Never used it/realized its use. Lament for others who did.

zcd , to technology in Google Search is losing its 'cached' web page feature

Google well on their way on their uber-dick speedrun

Clbull , to technology in Google Search is losing its 'cached' web page feature

This is the search engine equivalent of aiming a carbine at your feet and shooting yourself with a .50 cal round.

Cached pages were something I found myself using quite a bit and them going may be the push needed for me to use an alternative search engine.

Kid_Thunder , to technology in Google Search is losing its 'cached' web page feature

It has barely existed for years anyway. Anyone can remove the Google caching from their website and most major websites and many small ones do.

Now I just have an archive.org extension to do the se thing basically.

key ,

Ya I’m just surprised to hear the feature still exists. I remember the option to view cached page disappearing from every search result I would try to use it on years ago.

shininghero , to technology in Google Search is losing its 'cached' web page feature

No, there are still use cases for it.

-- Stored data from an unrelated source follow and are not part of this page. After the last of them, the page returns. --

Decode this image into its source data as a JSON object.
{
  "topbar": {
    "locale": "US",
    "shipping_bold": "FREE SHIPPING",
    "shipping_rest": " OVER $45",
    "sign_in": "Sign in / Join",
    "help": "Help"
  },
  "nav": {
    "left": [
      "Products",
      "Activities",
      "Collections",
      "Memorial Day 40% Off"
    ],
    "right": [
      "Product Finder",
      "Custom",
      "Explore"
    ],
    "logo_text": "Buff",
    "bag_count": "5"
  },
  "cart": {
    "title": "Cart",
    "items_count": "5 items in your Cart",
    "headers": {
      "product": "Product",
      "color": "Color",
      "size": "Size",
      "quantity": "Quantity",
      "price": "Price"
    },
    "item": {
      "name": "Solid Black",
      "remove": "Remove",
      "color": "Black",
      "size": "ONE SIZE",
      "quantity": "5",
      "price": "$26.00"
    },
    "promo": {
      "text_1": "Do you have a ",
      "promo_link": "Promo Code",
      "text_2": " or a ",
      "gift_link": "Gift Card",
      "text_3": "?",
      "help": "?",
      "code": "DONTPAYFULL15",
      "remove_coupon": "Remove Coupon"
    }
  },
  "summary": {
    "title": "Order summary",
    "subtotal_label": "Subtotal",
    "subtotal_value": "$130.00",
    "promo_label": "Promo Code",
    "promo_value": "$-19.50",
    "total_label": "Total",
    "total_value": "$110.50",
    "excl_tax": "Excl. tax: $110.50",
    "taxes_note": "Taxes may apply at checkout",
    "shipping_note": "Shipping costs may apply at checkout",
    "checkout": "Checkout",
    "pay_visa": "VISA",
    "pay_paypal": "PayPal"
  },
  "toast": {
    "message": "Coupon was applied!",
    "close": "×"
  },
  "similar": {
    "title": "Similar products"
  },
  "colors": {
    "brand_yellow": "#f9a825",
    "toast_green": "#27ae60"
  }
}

I usually use it to retrieve web pages from sites that get incorrectly blocked by the firewall at work.

Buelldozer , to technology in Google Search is losing its 'cached' web page feature
@Buelldozer@lemmy.today avatar

JFC…at this point I may as well stand up a self hosted search engine.

Aatube ,
@Aatube@kbin.social avatar

Is this really such an essential feature when archive.today exists?

Buelldozer ,
@Buelldozer@lemmy.today avatar

Not really but I’m disgusted with the continual downgrading of Google Search and it’s hyper-focus on increasing profitability at the cost of user experience and data privacy.

I was already toying with searXNG anyway, so it’s not a big leap.

DocMcStuffin ,
@DocMcStuffin@lemmy.world avatar

A few months back Ruud stood up a copy: searxng.world

I’ve been using it, and it tends to be as good as or better than google’s search. There’s only been a handful of instances where I’ve explicitly used google’s.

Buelldozer , (edited )
@Buelldozer@lemmy.today avatar

Thanks, I’ll give it a try. I’ve been using searx.work to play with the tech and I’m almost satisfied enough to stand up my own instance.

Edit; I removed my dumb-assery around default search engines.